III. Estando as garantias ligadas, tanto à concessão de crédito, como à manutenção do crédito concedido, a lei, como se viu, estende o seu prazo de forma simétrica ao contrato de crédito. Pode dar-se o caso, porém, de existirem cláusulas contratuais que façam cessar as garantias quando prestadas pelo devedor ou por terceiro, qualquer que seja a sua natureza, a este tipo de circunstâncias, isto é, a uma intervenção legislativa que estenda os prazos contratuais. Daí a lei ter impedido qualquer ineficácia ou cessação das garantias nesta hipótese, especificando algumas modalidades como os seguros, as fianças ou avales [art. 4.º, n.º 3, al. d)].

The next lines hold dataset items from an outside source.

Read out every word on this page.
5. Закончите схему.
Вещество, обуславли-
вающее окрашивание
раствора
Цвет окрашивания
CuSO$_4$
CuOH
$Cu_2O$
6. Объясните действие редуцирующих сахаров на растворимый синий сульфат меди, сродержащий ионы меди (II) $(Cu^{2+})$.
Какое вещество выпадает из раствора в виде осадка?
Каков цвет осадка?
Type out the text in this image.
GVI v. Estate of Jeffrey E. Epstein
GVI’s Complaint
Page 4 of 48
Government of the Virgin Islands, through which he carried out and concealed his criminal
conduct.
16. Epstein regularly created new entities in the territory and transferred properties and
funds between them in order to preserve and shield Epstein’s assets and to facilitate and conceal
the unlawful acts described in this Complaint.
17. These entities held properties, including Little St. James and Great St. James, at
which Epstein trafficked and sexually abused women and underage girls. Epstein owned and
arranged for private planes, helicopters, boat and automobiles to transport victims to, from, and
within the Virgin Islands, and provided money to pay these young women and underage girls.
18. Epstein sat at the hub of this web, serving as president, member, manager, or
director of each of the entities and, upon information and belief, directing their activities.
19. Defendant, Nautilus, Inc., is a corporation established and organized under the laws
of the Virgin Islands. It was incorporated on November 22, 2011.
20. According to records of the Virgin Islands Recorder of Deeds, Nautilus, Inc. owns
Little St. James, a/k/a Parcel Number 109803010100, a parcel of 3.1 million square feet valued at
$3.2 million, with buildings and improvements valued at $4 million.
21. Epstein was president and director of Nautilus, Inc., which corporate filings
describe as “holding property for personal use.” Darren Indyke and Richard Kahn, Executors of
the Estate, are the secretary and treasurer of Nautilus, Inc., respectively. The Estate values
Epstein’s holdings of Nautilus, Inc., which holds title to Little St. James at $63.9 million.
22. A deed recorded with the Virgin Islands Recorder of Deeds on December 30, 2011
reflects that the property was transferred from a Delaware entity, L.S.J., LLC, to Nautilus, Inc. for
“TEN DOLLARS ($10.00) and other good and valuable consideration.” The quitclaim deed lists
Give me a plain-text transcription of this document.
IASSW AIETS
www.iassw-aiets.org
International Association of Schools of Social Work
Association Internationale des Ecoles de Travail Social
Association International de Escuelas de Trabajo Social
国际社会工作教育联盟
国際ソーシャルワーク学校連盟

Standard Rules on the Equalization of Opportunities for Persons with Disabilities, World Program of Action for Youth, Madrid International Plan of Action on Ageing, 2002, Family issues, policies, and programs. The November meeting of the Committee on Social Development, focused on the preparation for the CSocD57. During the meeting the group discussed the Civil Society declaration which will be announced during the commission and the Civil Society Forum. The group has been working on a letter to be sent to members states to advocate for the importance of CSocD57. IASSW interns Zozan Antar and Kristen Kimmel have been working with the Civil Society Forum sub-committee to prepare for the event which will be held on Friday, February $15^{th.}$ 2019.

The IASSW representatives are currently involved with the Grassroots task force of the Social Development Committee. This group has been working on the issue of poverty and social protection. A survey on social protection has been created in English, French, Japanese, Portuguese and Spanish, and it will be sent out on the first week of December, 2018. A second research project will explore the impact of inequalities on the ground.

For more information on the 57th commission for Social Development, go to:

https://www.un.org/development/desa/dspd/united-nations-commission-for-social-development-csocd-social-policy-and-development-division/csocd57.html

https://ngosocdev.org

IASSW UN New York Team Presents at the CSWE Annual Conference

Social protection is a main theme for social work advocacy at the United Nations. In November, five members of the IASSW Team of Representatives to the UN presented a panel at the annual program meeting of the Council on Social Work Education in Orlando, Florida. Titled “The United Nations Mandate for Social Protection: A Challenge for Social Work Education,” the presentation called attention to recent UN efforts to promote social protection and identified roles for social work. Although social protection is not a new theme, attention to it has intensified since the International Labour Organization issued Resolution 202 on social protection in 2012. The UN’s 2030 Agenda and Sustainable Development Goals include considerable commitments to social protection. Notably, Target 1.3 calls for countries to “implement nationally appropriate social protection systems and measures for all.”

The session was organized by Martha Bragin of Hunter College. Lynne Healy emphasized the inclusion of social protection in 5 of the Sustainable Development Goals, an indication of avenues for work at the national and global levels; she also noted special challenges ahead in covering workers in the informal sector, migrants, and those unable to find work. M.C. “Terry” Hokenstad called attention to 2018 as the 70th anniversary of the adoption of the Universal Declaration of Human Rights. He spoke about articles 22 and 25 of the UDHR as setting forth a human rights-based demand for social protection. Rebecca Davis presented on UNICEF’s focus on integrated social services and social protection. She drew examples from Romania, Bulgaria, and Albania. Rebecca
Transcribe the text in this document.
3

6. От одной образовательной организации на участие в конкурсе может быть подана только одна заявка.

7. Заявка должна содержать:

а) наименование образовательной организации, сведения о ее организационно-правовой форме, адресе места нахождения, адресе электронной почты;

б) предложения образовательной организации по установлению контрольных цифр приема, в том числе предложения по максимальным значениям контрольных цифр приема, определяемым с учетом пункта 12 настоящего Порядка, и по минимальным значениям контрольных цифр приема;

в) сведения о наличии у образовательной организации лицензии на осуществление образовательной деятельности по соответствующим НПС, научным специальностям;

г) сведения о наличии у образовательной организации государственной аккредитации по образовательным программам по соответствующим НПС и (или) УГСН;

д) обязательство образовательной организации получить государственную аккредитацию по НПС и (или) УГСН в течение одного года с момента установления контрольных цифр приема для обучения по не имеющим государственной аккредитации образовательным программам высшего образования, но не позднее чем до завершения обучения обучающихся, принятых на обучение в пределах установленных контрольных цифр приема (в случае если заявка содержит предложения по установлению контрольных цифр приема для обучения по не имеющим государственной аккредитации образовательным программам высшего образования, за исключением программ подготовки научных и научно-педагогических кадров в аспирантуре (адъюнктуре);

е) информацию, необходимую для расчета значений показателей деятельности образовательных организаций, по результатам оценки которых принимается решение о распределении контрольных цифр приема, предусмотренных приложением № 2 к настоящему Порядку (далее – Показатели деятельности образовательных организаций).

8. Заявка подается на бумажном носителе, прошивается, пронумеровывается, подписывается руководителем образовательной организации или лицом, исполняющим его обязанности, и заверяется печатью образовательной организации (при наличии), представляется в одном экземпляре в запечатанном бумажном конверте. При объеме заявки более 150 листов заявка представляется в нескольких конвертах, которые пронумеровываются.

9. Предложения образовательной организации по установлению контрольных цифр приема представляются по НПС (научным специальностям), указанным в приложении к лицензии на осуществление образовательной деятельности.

IV. Caso diferente é o do direito do credor de exigir de imediato garantias adicionais, sempre que se desvalorize o valor da garantia, como sucederá em muitas destas situações, em especial se existir uma relação contratual de proporcionalidade entre o valor da garantia e o montante em dívida, que é típico da antecipação bancária. A solução legal foi a de estender os prazos também para estas obrigações, se a garantia for constituída por “colaterais financeiros” (art. 4.º, n.º 4). A disposição não define o que sejam “colaterais financeiros” (recorrendo aliás a uma expressão que existe com outro significado na língua portuguesa, mas que resulta de um suposto neologismo decorrente do termo inglês collateral, e que tem o significado de garantia), sendo por isso necessariamente remetidos para o regime dos contratos de garantia financeira, decorrente do Dec.-Lei n.º 105/2004, de 8/5.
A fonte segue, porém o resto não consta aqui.